Journey or Lifecycle?
Making a customer journey actionable starts with understanding the customer lifecycle — yet based on the questions she gets in her practice, many companies don’t understand the difference between the two, D’Antonio said. The customer lifecycle comprises these five stages: Awareness – gained through advertising, word of mouth, events, and so on.
  1. Consideration – involves proactive engagement with offers and content at the right time and place
  2. Evaluation – marketing and sales engages with hyper-personalized product information
  3. Purchase – sales completed
  4. Post-purchase support – personalized service, training, or repairs
  5. Nurturing/advocacy – use of rewards programs to build loyalty and next-best actions for continuous engagement
The customer journey is what customers do — behaviors and transactions, for example — at each of these stages, she explained. An example is how a brand feels about the customer and their experience throughout the entire lifecycle, “and that can be determined through loyalty, metrics, retention, NPS, and even ratings and reviews,” she said. To understand how customer feels at each stage, a company must assess factors such as loyalty and retention, evaluate Net Promoter Score, and even monitor ratings and reviews, she added.

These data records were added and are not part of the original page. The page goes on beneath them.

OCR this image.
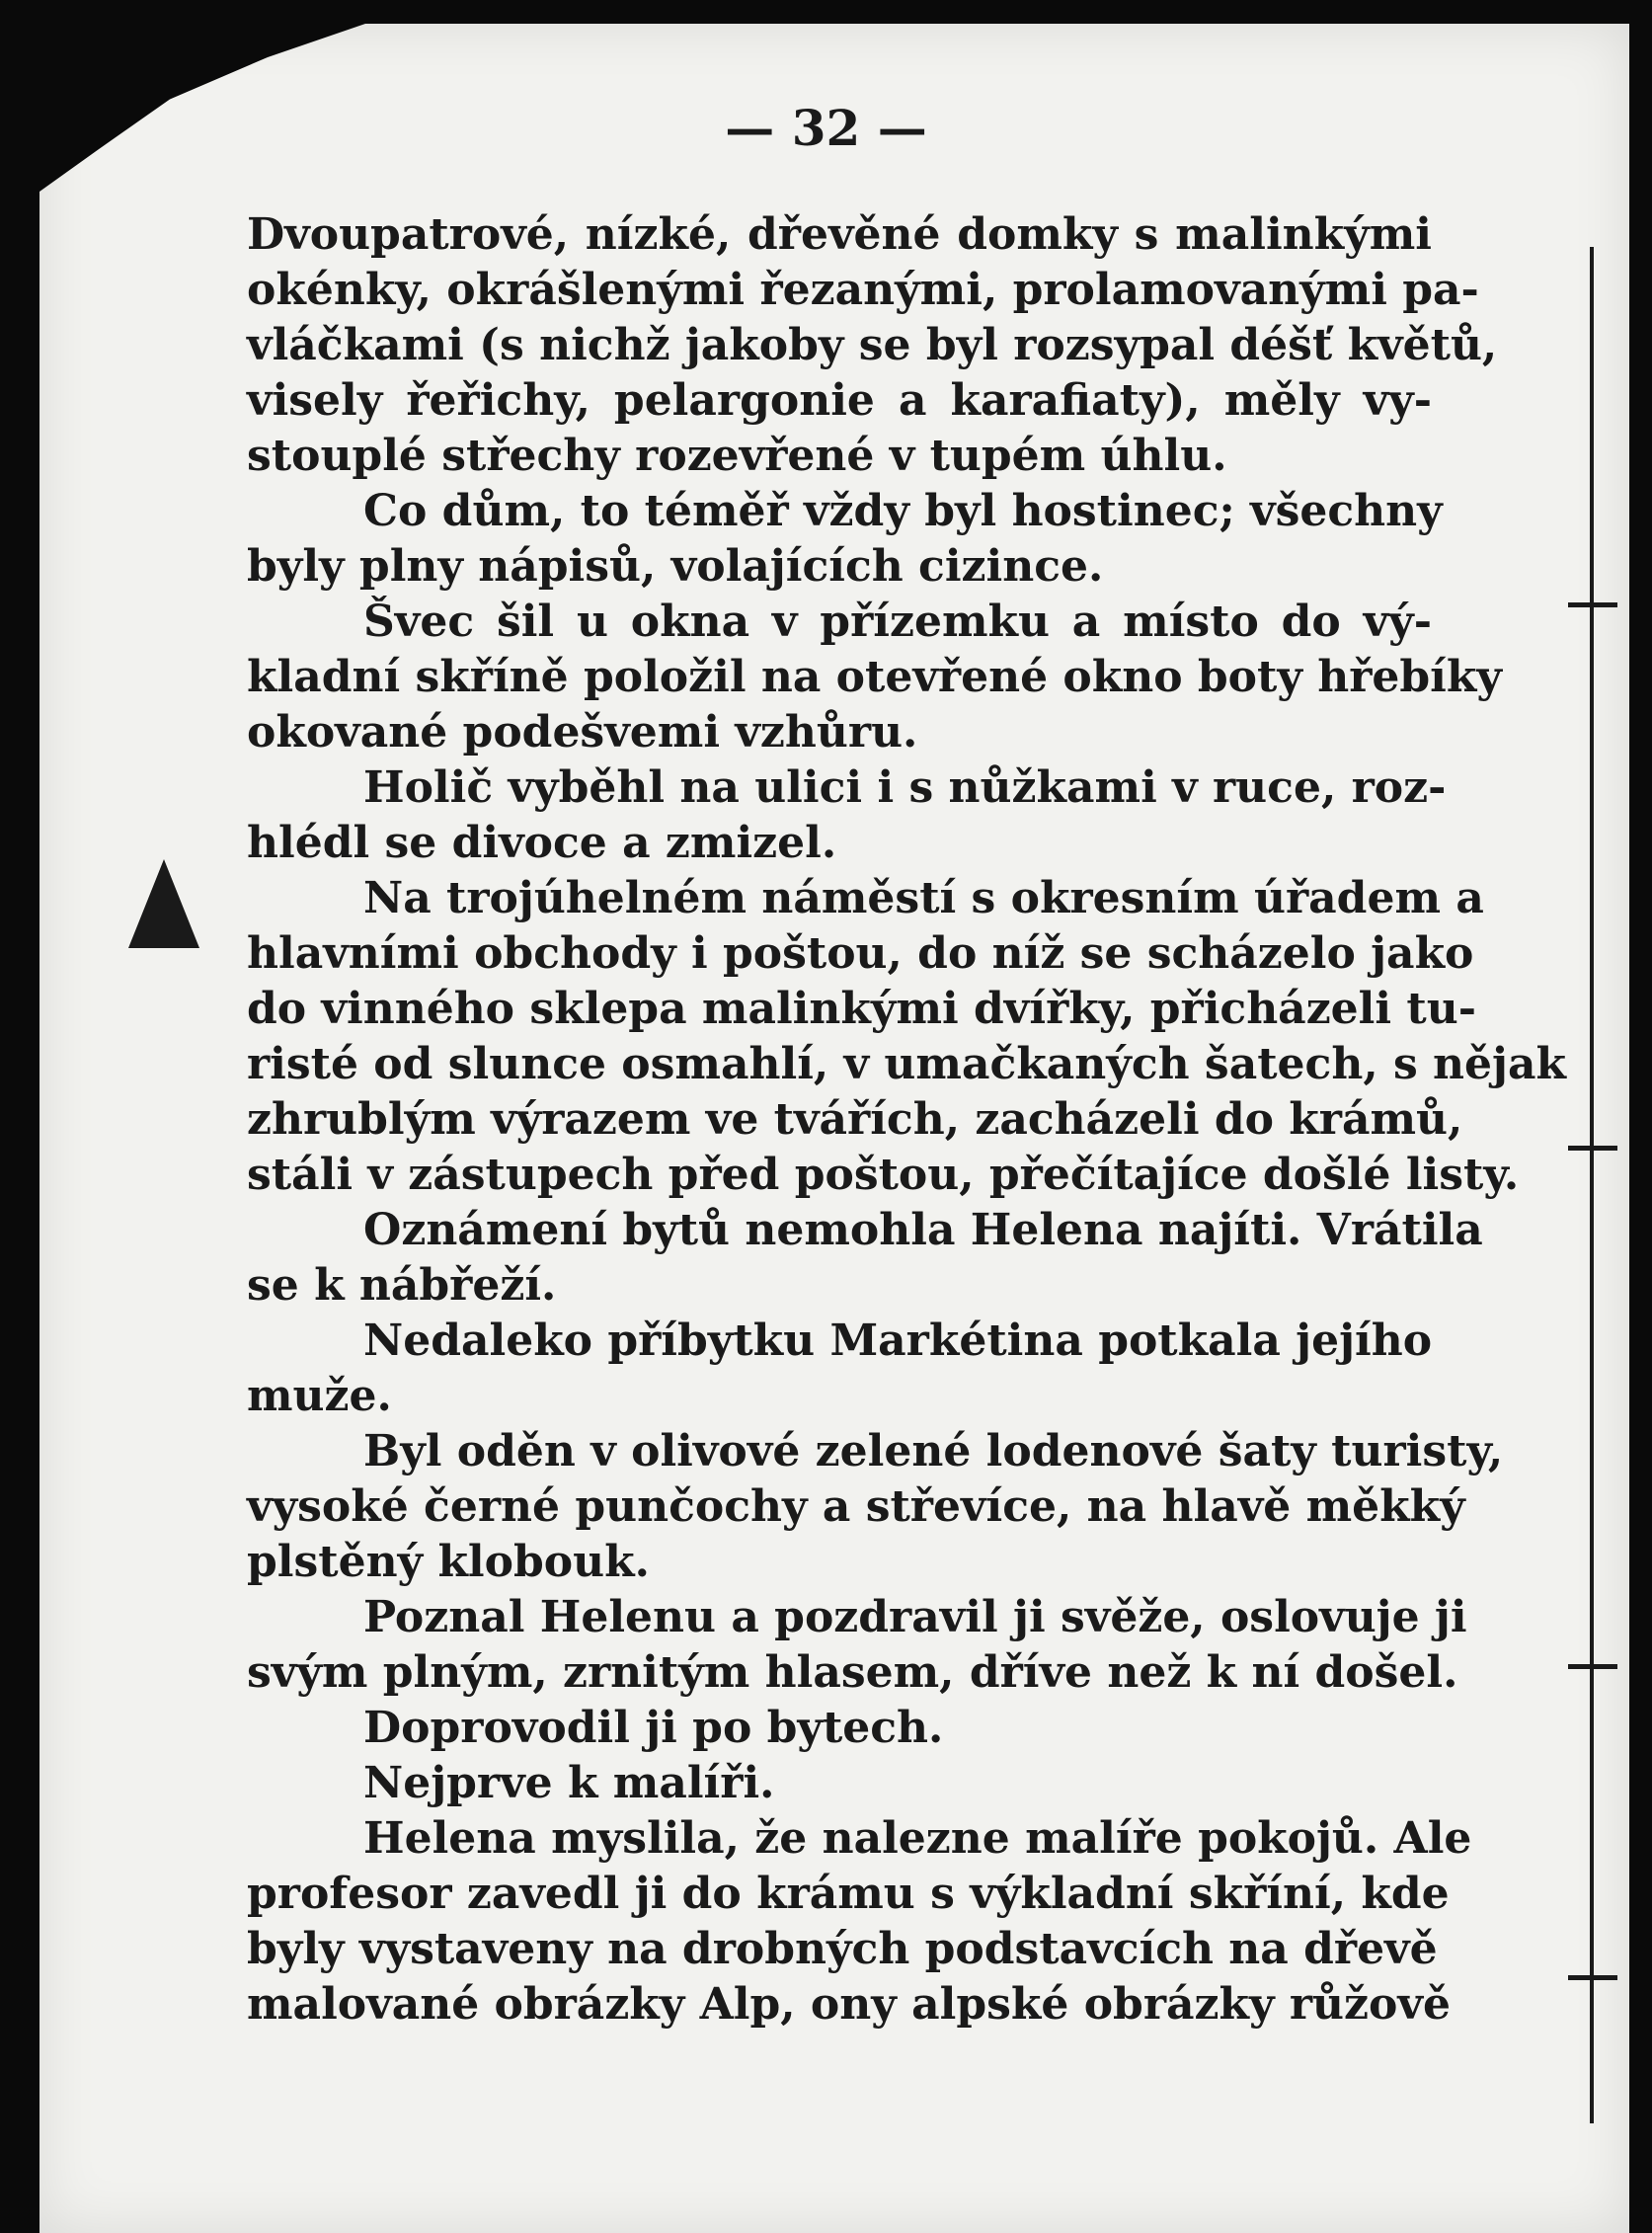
— 32 —
Dvoupatrové, nízké, dřevěné domky s malinkými
okénky, okrášlenými řezanými, prolamovanými pa-
vláčkami (s nichž jakoby se byl rozsypal déšť květů,
visely řeřichy, pelargonie a karafiaty), měly vy-
stouplé střechy rozevřené v tupém úhlu.
Co dům, to téměř vždy byl hostinec; všechny
byly plny nápisů, volajících cizince.
Švec šil u okna v přízemku a místo do vý-
kladní skříně položil na otevřené okno boty hřebíky
okované podešvemi vzhůru.
Holič vyběhl na ulici i s nůžkami v ruce, roz-
hlédl se divoce a zmizel.
Na trojúhelném náměstí s okresním úřadem a
hlavními obchody i poštou, do níž se scházelo jako
do vinného sklepa malinkými dvířky, přicházeli tu-
risté od slunce osmahlí, v umačkaných šatech, s nějak
zhrublým výrazem ve tvářích, zacházeli do krámů,
stáli v zástupech před poštou, přečítajíce došlé listy.
Oznámení bytů nemohla Helena najíti. Vrátila
se k nábřeží.
Nedaleko příbytku Markétina potkala jejího
muže.
Byl oděn v olivové zelené lodenové šaty turisty,
vysoké černé punčochy a střevíce, na hlavě měkký
plstěný klobouk.
Poznal Helenu a pozdravil ji svěže, oslovuje ji
svým plným, zrnitým hlasem, dříve než k ní došel.
Doprovodil ji po bytech.
Nejprve k malíři.
Helena myslila, že nalezne malíře pokojů. Ale
profesor zavedl ji do krámu s výkladní skříní, kde
byly vystaveny na drobných podstavcích na dřevě
malované obrázky Alp, ony alpské obrázky růžově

Just like stories, data makes journeys come alive,” said D’Antonio, emphasizing the importance of analyzing data with the goal of influencing customer behaviors in real-time.
Unless companies have unified, historical, transactional, and behavioral knowledge and data about what customers do throughout their lifecycle, they won't succeed at delivering personalized and relevant interactions that foster positive experiences, D’Antonio said. Without positive experiences, customers won’t become loyal brand advocates — and this means they won’t “spend more time with you in the future and deliver word-of-mouth recommendations to your family, friends, and through social media,” she added.


Journey analysis provides the opportunity to better understand not only a customer's macro experience, but also all the micro steps along the way. This can help the customer experience team engage with a customer at the right time, through the best channel, and in a personalized way. Without a cohesive customer journey management strategy, a company will have difficult in fully achieving their customer experience goals, D'Antonio said. That strategy must entail:

  1. Aggregating and integrating data from across the organization and third-party resources, and using it to build unified customer profiles
  2. Analyzing and segmenting data with a goal of predicting engagement opportunities and identifying touchpoints
  3. Orchestrating next best action
  4. Measuring results for continuous improvement
In closing, D’Antonio stressed that our “evolving experience economy,” coupled with the current crisis, requires enterprises to pursue a customer-first approach to experience delivery she said. To achieve this, organizations must be aligned strategically and functionally around the customer, she added.
To drive home the importance of customer journey management, D’Antonio closed with master marketer Walt Disney, who said: “You don't build it for yourself. You know what people want, and you build it for them.”